Spaghetti Cacio e Pepe

This classic Italian pasta dish features a straightforward yet flavorful combination of pecorino Romano cheese and black pepper. It's a deceptively simple recipe that requires a bit of technique to perfect but is incredibly worth the effort. The pepper is toasted to bring out its full aroma and the cheese is delicately melted with the starchy pasta water to create a creamy, cohesive sauce that clings to each strand of spaghetti.
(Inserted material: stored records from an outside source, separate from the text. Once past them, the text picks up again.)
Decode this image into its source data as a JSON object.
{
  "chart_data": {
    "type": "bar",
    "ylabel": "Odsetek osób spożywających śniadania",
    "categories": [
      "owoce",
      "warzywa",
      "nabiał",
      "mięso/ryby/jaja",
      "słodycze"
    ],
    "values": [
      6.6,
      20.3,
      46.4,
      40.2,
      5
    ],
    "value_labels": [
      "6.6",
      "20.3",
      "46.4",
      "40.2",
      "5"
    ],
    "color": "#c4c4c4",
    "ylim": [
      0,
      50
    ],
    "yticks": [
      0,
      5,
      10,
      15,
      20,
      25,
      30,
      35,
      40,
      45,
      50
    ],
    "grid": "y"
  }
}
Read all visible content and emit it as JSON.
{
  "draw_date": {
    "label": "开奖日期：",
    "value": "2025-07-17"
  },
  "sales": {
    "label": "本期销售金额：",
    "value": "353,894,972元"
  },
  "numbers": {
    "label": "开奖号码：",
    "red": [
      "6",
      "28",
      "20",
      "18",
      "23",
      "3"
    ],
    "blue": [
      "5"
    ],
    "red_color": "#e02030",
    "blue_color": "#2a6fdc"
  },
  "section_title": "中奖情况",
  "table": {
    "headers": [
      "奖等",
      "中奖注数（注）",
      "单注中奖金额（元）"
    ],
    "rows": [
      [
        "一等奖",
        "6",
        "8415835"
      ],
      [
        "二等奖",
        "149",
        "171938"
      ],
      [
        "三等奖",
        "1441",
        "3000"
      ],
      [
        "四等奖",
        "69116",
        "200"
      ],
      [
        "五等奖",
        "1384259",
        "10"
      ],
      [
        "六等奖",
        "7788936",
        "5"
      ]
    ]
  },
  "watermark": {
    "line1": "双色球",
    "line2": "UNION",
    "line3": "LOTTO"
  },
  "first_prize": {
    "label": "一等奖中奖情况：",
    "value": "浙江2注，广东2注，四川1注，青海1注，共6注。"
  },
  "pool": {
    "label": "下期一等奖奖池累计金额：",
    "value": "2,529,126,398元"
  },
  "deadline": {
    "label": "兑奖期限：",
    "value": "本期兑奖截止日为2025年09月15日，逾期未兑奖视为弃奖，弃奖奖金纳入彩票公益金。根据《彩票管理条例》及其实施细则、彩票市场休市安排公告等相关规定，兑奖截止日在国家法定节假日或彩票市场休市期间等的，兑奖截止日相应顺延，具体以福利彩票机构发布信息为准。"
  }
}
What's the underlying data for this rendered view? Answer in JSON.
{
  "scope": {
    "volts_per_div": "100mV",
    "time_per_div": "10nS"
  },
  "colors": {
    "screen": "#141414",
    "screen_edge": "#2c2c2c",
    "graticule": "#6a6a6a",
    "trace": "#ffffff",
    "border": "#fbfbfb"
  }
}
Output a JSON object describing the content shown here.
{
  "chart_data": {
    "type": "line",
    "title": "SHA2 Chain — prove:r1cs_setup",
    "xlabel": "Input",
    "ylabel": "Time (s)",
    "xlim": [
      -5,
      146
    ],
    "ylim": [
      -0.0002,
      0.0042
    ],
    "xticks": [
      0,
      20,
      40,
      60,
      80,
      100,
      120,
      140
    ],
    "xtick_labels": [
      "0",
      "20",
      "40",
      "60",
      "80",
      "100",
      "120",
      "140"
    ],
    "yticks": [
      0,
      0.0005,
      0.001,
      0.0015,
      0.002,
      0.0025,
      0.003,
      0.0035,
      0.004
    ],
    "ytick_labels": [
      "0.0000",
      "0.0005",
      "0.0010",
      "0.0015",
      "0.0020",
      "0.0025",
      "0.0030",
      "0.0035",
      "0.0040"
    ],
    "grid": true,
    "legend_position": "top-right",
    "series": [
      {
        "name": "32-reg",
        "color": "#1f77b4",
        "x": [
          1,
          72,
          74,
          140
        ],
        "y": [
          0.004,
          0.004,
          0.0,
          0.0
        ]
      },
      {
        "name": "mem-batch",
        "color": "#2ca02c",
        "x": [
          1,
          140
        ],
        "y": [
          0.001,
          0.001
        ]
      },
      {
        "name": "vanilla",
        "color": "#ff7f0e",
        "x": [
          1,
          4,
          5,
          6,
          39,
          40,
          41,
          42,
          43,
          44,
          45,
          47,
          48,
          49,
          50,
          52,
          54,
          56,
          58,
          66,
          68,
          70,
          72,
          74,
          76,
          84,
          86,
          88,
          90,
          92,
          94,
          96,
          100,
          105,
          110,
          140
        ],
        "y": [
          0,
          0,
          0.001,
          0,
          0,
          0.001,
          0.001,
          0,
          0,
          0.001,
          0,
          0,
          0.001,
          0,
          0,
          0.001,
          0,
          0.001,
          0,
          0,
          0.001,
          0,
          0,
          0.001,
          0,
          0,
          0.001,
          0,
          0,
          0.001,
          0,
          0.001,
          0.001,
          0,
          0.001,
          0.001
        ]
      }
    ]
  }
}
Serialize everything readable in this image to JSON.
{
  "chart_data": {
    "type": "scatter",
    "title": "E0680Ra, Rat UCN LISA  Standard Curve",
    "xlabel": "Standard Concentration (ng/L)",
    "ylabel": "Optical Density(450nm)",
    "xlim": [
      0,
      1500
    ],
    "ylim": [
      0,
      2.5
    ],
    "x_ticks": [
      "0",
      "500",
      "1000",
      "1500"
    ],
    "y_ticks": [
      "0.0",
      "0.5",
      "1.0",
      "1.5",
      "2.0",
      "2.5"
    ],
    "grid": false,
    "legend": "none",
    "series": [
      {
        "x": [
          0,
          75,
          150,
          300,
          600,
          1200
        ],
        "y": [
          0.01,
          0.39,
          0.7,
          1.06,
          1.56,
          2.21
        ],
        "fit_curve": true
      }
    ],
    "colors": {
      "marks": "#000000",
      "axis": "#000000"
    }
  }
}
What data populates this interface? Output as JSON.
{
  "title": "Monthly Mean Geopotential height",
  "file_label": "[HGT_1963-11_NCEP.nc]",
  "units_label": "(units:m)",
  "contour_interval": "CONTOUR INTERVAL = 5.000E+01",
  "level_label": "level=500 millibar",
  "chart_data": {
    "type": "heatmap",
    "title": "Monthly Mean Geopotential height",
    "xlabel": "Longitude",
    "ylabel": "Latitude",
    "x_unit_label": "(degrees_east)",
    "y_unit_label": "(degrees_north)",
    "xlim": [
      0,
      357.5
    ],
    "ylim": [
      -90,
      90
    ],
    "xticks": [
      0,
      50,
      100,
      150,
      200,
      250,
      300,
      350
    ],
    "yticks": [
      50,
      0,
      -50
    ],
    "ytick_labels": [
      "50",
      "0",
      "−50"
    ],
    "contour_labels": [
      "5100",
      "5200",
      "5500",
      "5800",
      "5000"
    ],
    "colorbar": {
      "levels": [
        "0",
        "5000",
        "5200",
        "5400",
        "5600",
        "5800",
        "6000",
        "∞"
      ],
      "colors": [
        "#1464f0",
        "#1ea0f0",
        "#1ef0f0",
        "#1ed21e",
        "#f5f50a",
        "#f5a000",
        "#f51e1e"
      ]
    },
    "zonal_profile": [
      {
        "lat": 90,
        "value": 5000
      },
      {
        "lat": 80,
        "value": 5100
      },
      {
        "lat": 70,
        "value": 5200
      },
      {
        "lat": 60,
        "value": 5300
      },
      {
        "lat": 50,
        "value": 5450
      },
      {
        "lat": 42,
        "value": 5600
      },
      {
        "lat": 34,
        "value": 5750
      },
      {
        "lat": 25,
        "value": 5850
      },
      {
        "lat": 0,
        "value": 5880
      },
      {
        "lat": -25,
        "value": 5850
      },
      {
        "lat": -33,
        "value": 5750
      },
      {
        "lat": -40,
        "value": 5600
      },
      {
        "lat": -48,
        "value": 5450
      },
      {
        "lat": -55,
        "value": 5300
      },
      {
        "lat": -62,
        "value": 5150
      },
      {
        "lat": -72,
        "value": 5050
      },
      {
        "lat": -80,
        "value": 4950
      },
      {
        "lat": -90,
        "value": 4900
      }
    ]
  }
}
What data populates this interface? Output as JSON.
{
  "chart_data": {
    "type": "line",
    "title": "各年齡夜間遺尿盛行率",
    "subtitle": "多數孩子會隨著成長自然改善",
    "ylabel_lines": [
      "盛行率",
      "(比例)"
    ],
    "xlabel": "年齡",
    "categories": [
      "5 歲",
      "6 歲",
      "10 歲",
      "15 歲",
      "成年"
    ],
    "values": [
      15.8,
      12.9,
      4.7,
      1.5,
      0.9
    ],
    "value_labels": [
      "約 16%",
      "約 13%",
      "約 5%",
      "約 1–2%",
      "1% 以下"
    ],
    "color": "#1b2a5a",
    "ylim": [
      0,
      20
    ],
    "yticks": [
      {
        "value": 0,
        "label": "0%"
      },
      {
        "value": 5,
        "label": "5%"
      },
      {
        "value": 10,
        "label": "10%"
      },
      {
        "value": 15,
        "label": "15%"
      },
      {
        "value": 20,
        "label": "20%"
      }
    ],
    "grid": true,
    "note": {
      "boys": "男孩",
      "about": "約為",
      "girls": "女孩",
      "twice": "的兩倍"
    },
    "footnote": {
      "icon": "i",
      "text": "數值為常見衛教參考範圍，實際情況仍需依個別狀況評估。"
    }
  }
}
  • 1 tbsp whole black peppercorns
  • salt
  • 1 lb (450g) dried spaghetti
  • 2 tbsp (30ml) extra-virgin olive oil
  • 2 oz (55g) Pecorino Romano cheese, finely grated


  1. In a large skillet, toast black peppercorns over medium heat until fragrant, approximately 1-2 minutes. Crush coarsely.
  2. Bring a pot of salted water to a boil and cook spaghetti until just shy of al dente. Reserve 2 cups of pasta water, then drain spaghetti.
  3. In the same skillet, add olive oil and toasted pepper, cooking over medium heat until sizzling, about 1 minute. Add 1 1/2 cups pasta water and bring to a boil.
  4. Add pasta to skillet and cook, stirring constantly, until sauce is reduced and pasta is fully coated. Remove from heat.
  5. Sprinkle cheese evenly over pasta, stirring and tossing until melted and creamy, adding more pasta water if necessary to achieve desired sauce consistency.
  6. Adjust seasoning with additional pepper and salt if needed. Serve immediately.